Organizational Alignment
One of microservices greatest advantages is not a technological one, but a social one. The ability to split complicated systems into smaller parts, so each of these parts can be worked on independently by a specialist team. The boundary between microservices is a convenient way of doing this. It’s possible with monolith systems but much more ‘fuzzy’ in the team boundaries.
Deployment
Almost by definition, micro services should be independently deployable. This is an advantage because it can reduce deployment congestion when compared with large monolith systems. It also means there’s potentially less risk, a deployment which goes wrong could take down a service but is less likely to take the entire system down.
Disadvantages
Developer & Tech Overload
The development experience can become more complicated with micro services. While a single developer machine might be able to run a few services easily it might struggle with the entire system. That together with a suite of tools and knowledge which is often required to work on microservices can come with challenges.
Cost
Having many services running, can initially be more expensive to run. In the long term however they can be equal or cheaper as they become more efficient. But the initial costs should be especially noteworthy for startups.

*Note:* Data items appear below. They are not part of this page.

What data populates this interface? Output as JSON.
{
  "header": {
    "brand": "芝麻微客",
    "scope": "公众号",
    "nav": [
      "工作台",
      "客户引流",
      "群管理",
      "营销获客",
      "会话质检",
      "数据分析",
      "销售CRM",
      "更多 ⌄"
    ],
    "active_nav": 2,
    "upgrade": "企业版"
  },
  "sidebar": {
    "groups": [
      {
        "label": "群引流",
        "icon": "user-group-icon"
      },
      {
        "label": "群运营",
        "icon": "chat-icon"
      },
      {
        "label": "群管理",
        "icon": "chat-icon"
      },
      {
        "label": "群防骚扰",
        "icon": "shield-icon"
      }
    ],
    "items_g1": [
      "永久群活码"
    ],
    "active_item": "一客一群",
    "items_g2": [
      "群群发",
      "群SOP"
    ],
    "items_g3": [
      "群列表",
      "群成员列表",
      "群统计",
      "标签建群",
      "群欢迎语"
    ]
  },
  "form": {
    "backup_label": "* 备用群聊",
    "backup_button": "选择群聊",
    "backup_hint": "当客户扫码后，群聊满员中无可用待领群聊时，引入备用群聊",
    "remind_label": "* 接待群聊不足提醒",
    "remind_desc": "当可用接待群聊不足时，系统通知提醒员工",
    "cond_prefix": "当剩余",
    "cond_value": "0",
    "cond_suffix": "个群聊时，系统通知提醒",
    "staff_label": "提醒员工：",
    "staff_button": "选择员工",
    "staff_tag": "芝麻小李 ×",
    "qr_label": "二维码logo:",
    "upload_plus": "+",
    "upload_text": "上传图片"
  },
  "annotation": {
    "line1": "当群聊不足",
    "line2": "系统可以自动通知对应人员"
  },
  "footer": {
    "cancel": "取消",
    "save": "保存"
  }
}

Reporting, Monitoring & Troubleshooting
The complexities that come with microservices mean that reporting can be more complicated. You’ll need to aggregate logs across services to both understand the system and work out any performance bottlenecks. This process is more complicated with microservice architectures.
Security
That’s not to say microservices are insecure, it’s just that there’s more data that needs to be communicated between services and more chance of interception.
Testing
Testing across services can be become more complicated - do you try to mock other services? Or use testing versions of them? Or run on-production tests? These are some the questions you might have to answer when building microservices. With a single system it’s easier to re-create the entire environment to test against.
Latency
Like security and testing above, latency is necessarily a problem but perhaps needs more attention. With an increase in communication and services the latency of the application might increase. With a monolith application communicate is quick as it will often inter-process and stored in ram.